The attack, which the HSE announced Friday, has led to a number of appointment cancellations across six Irish hospitals. Ireland’s minister for public procurement and e-government, Ossian Smyth, said it was “possibly the most significant cybercrime attack on the Irish state.”
The gang has been active with extortion attempts on its website. Since May 13, it has published files from Bee County, Texas, a Utah farming equipment manufacturer, an Australian butcher chain and an Indian travel technology company, all as punishment for not paying.
Another prolific group is most recently known for hacking a Taiwanese company that manufactures Apple computers and leaking previously private specs. Since Saturday, it has posted proof of at least four new victims to a dark web blog it maintains: a California sensor manufacturer, a Texas home construction company, a Florida law firm and an international customer experience consulting company.
A third gang last week published a vast trove of documents stolen from Washington, D.C.’s Metropolitan Police Department after police were reported to have offered only $100,000 to keep them private. It leaked files from two more victims Friday: a New Jersey LED light manufacturer and the U.S. arm of a Swiss automation company.

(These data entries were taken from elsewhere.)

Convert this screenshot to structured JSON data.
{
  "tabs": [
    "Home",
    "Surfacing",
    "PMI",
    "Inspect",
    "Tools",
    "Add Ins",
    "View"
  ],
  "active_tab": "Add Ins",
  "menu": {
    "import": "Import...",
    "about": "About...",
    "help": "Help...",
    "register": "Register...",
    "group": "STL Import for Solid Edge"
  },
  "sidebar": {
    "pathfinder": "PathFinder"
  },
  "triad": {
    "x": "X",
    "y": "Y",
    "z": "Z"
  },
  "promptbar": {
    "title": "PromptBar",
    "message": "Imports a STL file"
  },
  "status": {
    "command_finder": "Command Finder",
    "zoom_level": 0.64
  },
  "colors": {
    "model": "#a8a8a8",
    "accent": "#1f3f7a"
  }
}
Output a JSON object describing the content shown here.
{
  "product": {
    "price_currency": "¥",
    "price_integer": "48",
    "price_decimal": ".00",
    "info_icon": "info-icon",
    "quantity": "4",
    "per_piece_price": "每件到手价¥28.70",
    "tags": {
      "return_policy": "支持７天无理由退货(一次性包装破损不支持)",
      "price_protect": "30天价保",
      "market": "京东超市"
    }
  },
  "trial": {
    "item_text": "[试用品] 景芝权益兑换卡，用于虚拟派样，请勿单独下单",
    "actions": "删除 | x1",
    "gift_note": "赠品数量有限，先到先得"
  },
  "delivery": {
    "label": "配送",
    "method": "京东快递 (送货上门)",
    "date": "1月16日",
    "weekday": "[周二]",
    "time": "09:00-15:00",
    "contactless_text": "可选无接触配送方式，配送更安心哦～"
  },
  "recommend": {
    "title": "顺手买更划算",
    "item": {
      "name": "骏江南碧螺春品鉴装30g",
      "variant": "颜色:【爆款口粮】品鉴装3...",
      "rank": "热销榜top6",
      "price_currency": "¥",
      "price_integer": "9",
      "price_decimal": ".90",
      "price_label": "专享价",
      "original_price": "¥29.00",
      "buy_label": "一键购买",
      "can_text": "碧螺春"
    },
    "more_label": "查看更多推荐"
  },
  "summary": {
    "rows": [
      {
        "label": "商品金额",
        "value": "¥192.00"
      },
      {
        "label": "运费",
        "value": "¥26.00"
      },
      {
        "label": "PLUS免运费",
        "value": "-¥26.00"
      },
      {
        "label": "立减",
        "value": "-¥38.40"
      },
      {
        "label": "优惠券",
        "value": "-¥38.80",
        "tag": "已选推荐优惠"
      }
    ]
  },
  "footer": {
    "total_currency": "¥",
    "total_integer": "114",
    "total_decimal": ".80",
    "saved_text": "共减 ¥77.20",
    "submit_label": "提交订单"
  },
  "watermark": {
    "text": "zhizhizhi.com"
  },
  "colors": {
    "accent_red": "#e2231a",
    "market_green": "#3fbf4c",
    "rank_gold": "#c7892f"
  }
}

Websites for two smaller ransomware gangs went down over the weekend, prompting some speculation that DarkSide’s disappearance marked the beginning of cybercriminals’ facing consequences for their sprees.
But the reality is probably more bland, said Allan Liska, a ransomware analyst at the cybersecurity firm Recorded Future.
“The most likely scenario is that DarkSide, rightfully, feared they had attracted too much attention, so they decided to shut down operations and drain their accounts,” Liska said. The other groups “were second-tier players — they won’t be missed.”